Khao tom is a dish which comes in many varieties, it can be a savoury or sweet, contain meat or be a vegetarian dish, but the defining characteristic of all varieties of khao tom is that sticky rice and other ingredients are steamed in a banana leaf.
Ingredients for Khao Tom
In Thailand khao tom is normally eaten as a sweet dish and commonly referred to as khao tom mak. In its most basic form the dish consists of sticky rice sweetened with coconut milk and sugar and steamed with a slice of banana.
In Asia many sweet dishes include beans or taro (which is a bit like a sweet potato). In the version we made we used mung beans which were pre-soaked before being steamed.
The first step is to soak your sticky rice. Sticky rice also known as glutinous rice needs to be soaked first to soften it and then steamed. If you try to cook sticky rice the same way as normal rice using the ‘absorption’ method the rice won’t cook properly.
To make you khao tom mak you need banana leaf. If you happen to have bananas growing in your garden then you need to cut the leaves down an hour or two before. Freshly cut banana leaves are very brittle and more likely to break if you try to bend them. If the leaves dry out a bit then they become more pliable.
The next stage in the process is to stream your sticky rice. It needs about 30 minutes. After you have steamed the rice it needs to be spread out on a board to separate the grains and remove any pockets of moisture.
Whilst your cooked sticky is cooling, you can start to assemble the khao tom mat. Start by heating the coconut milk and adding sugar, which should dissolve into the coconut milk.
Then add your cooked sticky rice and mung beans to the pan and mix well.
Next prepare rectangles of banana leaf, with a quarter of banana (cut length ways) on each piece of leaf, and spoon on the rice mixture. The banana will shrink in size so aim to aim the same volume of rice mixture as the size of the uncooked banana. Bear in mind that in South East Asia the native bananas tend to be short and fat. If you are using a longer variety of banana then you should half the banana in half before cutting it length ways.
Once the mixture is in the leaf, fold over the edges of the leaf to create a parcel and place it in to the steamer. The idea with dish is to do a batch of parcels at the same time. This dish keeps for two to three days in the fridge.

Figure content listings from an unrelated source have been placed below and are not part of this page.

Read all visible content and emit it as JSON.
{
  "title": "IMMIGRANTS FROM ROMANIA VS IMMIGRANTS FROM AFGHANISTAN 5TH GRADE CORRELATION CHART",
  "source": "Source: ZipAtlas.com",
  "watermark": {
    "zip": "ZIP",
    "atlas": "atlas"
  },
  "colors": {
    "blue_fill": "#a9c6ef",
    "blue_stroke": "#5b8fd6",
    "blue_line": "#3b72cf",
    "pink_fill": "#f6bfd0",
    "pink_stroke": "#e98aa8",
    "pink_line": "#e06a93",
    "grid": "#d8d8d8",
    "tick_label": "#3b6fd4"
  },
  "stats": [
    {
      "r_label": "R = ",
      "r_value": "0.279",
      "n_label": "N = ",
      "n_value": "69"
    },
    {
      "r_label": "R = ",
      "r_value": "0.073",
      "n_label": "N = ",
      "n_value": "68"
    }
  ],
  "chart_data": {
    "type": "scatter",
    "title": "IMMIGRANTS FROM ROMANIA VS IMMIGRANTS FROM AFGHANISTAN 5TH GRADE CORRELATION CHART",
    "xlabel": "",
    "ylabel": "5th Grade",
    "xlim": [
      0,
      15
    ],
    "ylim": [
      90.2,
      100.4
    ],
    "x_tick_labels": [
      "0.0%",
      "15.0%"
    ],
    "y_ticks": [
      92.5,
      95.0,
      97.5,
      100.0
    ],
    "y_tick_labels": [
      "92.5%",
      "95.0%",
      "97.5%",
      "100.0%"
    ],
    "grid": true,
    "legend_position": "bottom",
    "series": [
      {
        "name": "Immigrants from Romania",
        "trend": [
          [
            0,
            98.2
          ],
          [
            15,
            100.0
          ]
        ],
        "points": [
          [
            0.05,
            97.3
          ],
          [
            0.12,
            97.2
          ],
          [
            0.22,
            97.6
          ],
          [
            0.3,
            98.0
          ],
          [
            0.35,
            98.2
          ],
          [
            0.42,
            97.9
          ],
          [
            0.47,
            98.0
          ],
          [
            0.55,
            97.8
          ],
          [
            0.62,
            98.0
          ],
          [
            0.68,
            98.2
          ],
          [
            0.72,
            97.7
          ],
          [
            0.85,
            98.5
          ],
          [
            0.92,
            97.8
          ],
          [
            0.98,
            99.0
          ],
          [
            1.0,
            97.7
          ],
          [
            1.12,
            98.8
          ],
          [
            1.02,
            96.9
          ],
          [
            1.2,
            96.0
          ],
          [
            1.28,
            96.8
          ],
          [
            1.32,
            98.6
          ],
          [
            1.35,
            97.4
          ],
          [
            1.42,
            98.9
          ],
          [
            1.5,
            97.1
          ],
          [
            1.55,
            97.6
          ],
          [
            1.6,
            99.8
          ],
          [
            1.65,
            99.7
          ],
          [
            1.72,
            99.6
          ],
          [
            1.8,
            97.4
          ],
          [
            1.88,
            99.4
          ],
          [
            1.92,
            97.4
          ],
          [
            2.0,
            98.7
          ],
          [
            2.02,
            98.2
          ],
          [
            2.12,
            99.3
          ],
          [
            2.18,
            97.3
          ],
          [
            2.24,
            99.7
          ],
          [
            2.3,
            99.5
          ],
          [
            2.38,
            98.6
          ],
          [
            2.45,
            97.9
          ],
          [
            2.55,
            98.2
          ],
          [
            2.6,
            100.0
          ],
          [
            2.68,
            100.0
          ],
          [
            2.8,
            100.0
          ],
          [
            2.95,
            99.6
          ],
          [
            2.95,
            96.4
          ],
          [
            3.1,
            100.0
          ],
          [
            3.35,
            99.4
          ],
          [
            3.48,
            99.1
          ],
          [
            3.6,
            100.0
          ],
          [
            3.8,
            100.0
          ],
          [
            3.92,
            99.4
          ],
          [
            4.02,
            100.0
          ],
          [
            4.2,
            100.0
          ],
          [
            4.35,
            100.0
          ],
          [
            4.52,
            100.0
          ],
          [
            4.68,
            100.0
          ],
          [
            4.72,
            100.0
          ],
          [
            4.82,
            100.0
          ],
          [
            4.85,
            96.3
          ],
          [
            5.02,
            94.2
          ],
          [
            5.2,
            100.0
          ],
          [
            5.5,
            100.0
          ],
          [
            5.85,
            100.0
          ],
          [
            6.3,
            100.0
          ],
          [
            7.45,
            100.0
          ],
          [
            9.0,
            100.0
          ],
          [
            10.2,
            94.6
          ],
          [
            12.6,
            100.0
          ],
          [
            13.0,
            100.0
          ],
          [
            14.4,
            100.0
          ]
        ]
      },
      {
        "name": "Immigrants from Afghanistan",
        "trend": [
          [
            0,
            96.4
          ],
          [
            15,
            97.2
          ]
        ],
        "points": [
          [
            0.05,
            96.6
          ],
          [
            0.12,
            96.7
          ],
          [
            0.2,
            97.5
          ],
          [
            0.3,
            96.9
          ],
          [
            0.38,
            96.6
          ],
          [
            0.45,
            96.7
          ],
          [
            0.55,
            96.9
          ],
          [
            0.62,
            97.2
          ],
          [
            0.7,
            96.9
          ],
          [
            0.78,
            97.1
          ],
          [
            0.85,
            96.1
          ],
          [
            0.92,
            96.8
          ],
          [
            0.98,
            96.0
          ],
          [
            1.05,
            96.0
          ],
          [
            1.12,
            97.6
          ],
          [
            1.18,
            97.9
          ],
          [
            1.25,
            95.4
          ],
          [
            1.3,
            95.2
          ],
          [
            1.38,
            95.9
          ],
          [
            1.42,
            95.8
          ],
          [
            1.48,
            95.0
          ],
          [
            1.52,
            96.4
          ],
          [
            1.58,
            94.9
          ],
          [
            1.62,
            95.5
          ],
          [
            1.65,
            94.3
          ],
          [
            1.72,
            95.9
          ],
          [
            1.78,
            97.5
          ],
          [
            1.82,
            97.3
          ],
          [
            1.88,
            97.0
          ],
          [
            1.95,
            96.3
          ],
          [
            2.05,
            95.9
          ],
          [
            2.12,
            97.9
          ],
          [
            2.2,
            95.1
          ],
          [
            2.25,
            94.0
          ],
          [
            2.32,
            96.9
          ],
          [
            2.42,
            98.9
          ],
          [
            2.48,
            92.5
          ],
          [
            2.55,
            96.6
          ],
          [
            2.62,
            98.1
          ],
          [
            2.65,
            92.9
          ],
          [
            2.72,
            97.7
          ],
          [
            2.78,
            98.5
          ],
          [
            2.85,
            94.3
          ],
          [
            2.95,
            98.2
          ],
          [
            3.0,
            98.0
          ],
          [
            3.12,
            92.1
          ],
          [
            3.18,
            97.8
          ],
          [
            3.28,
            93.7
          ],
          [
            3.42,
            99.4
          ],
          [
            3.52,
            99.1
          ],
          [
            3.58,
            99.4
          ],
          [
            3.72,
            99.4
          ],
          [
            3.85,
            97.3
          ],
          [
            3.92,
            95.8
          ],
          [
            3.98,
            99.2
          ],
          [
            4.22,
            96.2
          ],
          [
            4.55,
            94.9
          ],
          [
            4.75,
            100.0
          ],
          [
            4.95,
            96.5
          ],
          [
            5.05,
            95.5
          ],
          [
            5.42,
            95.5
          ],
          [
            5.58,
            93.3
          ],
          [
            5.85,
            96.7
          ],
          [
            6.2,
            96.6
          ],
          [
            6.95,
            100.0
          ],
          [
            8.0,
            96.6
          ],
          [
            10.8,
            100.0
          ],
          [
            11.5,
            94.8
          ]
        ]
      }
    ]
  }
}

The khao tom need about 30 minutes in the steamer. You can tell when they are cooked by the change in the colour of the banana leaf. If you have some banana leaf left from making the parcels then do what Thai people do and place a large square over the top of the pile of khao tom mak, directly under the lid.
Leave the khao tom mak for at least 30 minutes before eating them. The ingredients will be very hot, and also if you try to eat them before they cool then the rice tends to stick to the leaf. In South East Asia the dish is generally prepared early in the morning several hours before it gets eaten. This is a very cheap dish to make (if you are in South East Asia) and it gets shared around or sold very cheaply in markets during the course of a day without needing to refrigerated.